Благодаря сочувствию тюремщиков, этот текст был отправлен в типографию и уже по прошествии нескольких часов разошелся по всему Парижу. Робеспьер и Марат вынуждены были сами призвать к восстанию ради освобождения Эбера.
Делегация из представителей двадцати восьми секций Коммуны предстала перед Учредительным собранием, требуя освободить Эбера: все, хватит, мы слишком долго упрашивали, отдавайте нам папашу Дюшена, иначе мы сами его заберем.
Учредительное собрание отдало приказ об освобождении Эбера, и он торжественно отправился в Генеральный совет Коммуны. Шометт встретил его с распростертыми объятиями. Эбер уже хотел произнести заранее заготовленную речь, но толпа хлынула в зал и разразилась приветственными криками. На него надели красный колпак. Шометт попросил всех успокоиться, чтобы Эбер наконец смог произнести речь.

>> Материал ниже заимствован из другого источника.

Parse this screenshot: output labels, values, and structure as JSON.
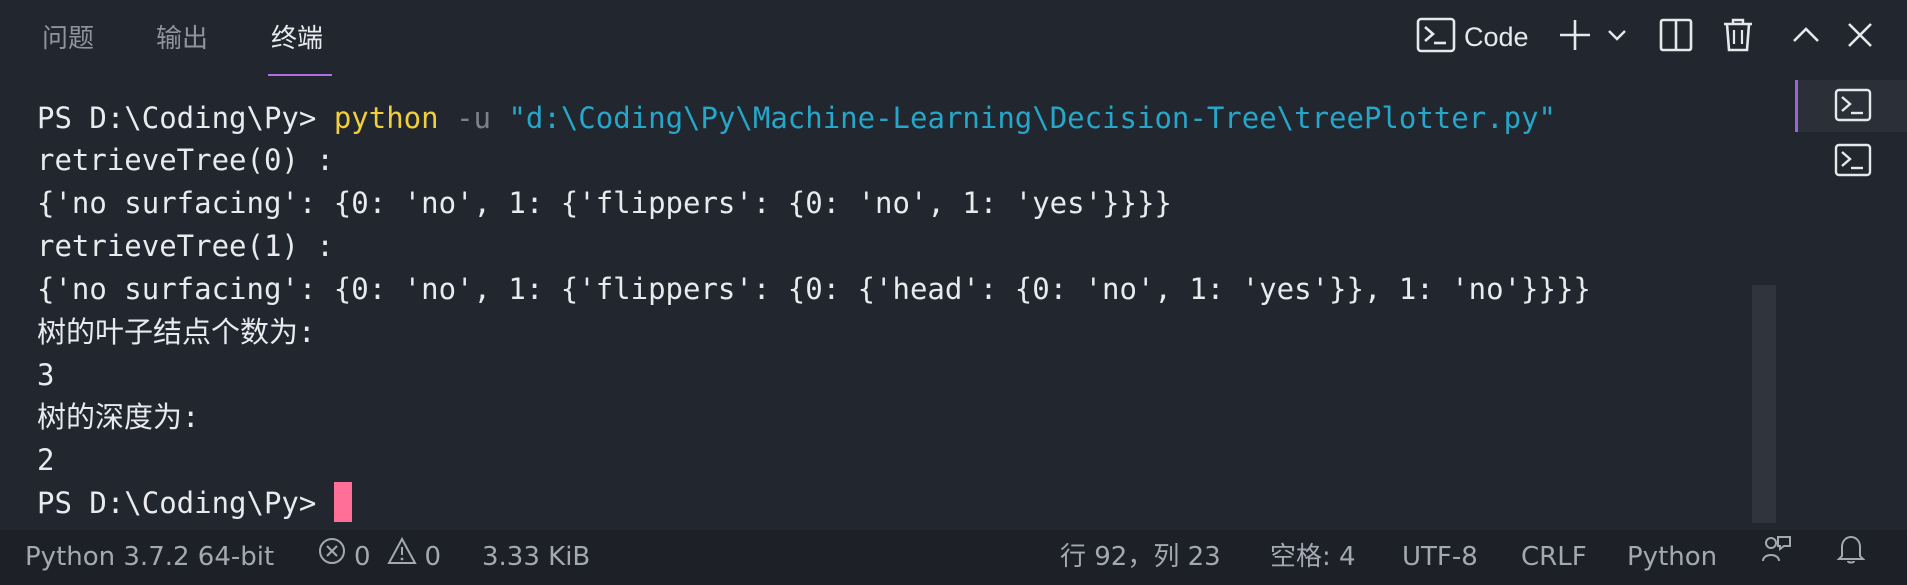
{
  "tabs": {
    "problems": "问题",
    "output": "输出",
    "terminal": "终端"
  },
  "toolbar": {
    "shell_name": "Code"
  },
  "terminal": {
    "prompt": "PS D:\\Coding\\Py>",
    "command": "python",
    "flag": "-u",
    "path": "\"d:\\Coding\\Py\\Machine-Learning\\Decision-Tree\\treePlotter.py\"",
    "output": [
      "retrieveTree(0) :",
      "{'no surfacing': {0: 'no', 1: {'flippers': {0: 'no', 1: 'yes'}}}}",
      "retrieveTree(1) :",
      "{'no surfacing': {0: 'no', 1: {'flippers': {0: {'head': {0: 'no', 1: 'yes'}}, 1: 'no'}}}}",
      "树的叶子结点个数为:",
      "3",
      "树的深度为:",
      "2"
    ],
    "cursor_color": "#ff6f97"
  },
  "statusbar": {
    "interpreter": "Python 3.7.2 64-bit",
    "errors": "0",
    "warnings": "0",
    "file_size": "3.33 KiB",
    "position": "行 92，列 23",
    "indent": "空格: 4",
    "encoding": "UTF-8",
    "eol": "CRLF",
    "language": "Python"
  },
  "colors": {
    "background": "#22262f",
    "accent": "#b06ee0",
    "command": "#f0cf3a",
    "string": "#26a6c8"
  }
}
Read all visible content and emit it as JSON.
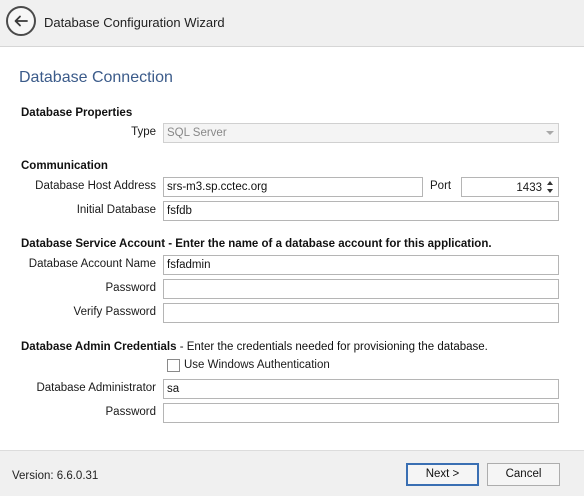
{
  "header": {
    "title": "Database Configuration Wizard",
    "back_icon": "back-arrow-icon"
  },
  "section_title": "Database Connection",
  "database_properties": {
    "heading": "Database Properties",
    "type_label": "Type",
    "type_value": "SQL Server"
  },
  "communication": {
    "heading": "Communication",
    "host_label": "Database Host Address",
    "host_value": "srs-m3.sp.cctec.org",
    "port_label": "Port",
    "port_value": "1433",
    "initial_db_label": "Initial Database",
    "initial_db_value": "fsfdb"
  },
  "service_account": {
    "heading": "Database Service Account - Enter the name of a database account for this application.",
    "account_name_label": "Database Account Name",
    "account_name_value": "fsfadmin",
    "password_label": "Password",
    "password_value": "",
    "verify_password_label": "Verify Password",
    "verify_password_value": ""
  },
  "admin_credentials": {
    "heading": "Database Admin Credentials",
    "heading_note": " - Enter the credentials needed for provisioning the database.",
    "windows_auth_label": "Use Windows Authentication",
    "windows_auth_checked": false,
    "admin_label": "Database Administrator",
    "admin_value": "sa",
    "password_label": "Password",
    "password_value": ""
  },
  "footer": {
    "version": "Version: 6.6.0.31",
    "next_label": "Next >",
    "cancel_label": "Cancel"
  }
}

— Не спите, граждане, — изрек тот, — вы на вершине вулкана, который вот-вот начнет извергаться…
Всеобщие аплодисменты. Хроникерам той эпохи вряд ли удалось в полной мере описать энтузиазм, охвативший собравшихся. Редактор ежегодника наиболее важных событий, происходивших во Французской республике, рассказывает, что некая гражданка поднялась на трибуну с лавровым венком в руках, чтобы возложить его на «мученика свободы». Но Эбер отклонил такую честь — взяв венок, он возложил его на голову статуи Жан-Жака Руссо.
Было решено, что этот день будет отныне отмечаться в календаре Коммуны как День дружбы.
На следующий день Эбер решил в полной мере воспользоваться своими преимуществами и, выступая с трибуны Якобинского клуба, потребовал голову председателя Комитета Двенадцати, который отправил его в тюрьму:
— Закон говорит нам о том, как подобает наказывать диктаторов… Я смотрю на Брута и знаю, что я должен делать.
Партия жирондистов смогла уцелеть, лишь принеся в жертву двадцать девять своих депутатов. Ролан, министр внутренних дел, в последний момент успел скрыться, но его жене, знаменитой мадам Ролан, это не удалось. «Беззубая шлюха», как называл ее папаша Дюшен, еще успела написать мемуары, прежде чем ее отправили на гильотину 10 ноября 1793 года.
Смерть сама по себе не была целью Эбера — он боялся ее и никогда не ходил смотреть на казни. Это и в самом деле было отвратительное зрелище: приходилось, в буквальном смысле, ступать чуть ли не по колено в крови. Наконец Шометт не выдержал:
«После публичных казней осужденных преступников кровь казненных потоками льется на площадь. Прибегают собаки и лакают ее; толпа не отрывает глаз от этого зрелища, ожесточающего души. Люди с более чувствительной натурой, но слабым зрением, жалуются, что порой, сами того не желая, ступают по человеческой крови. Прошу нанять уборщиков, с тем чтобы сразу после экзекуции не оставалось никаких следов кровопролития».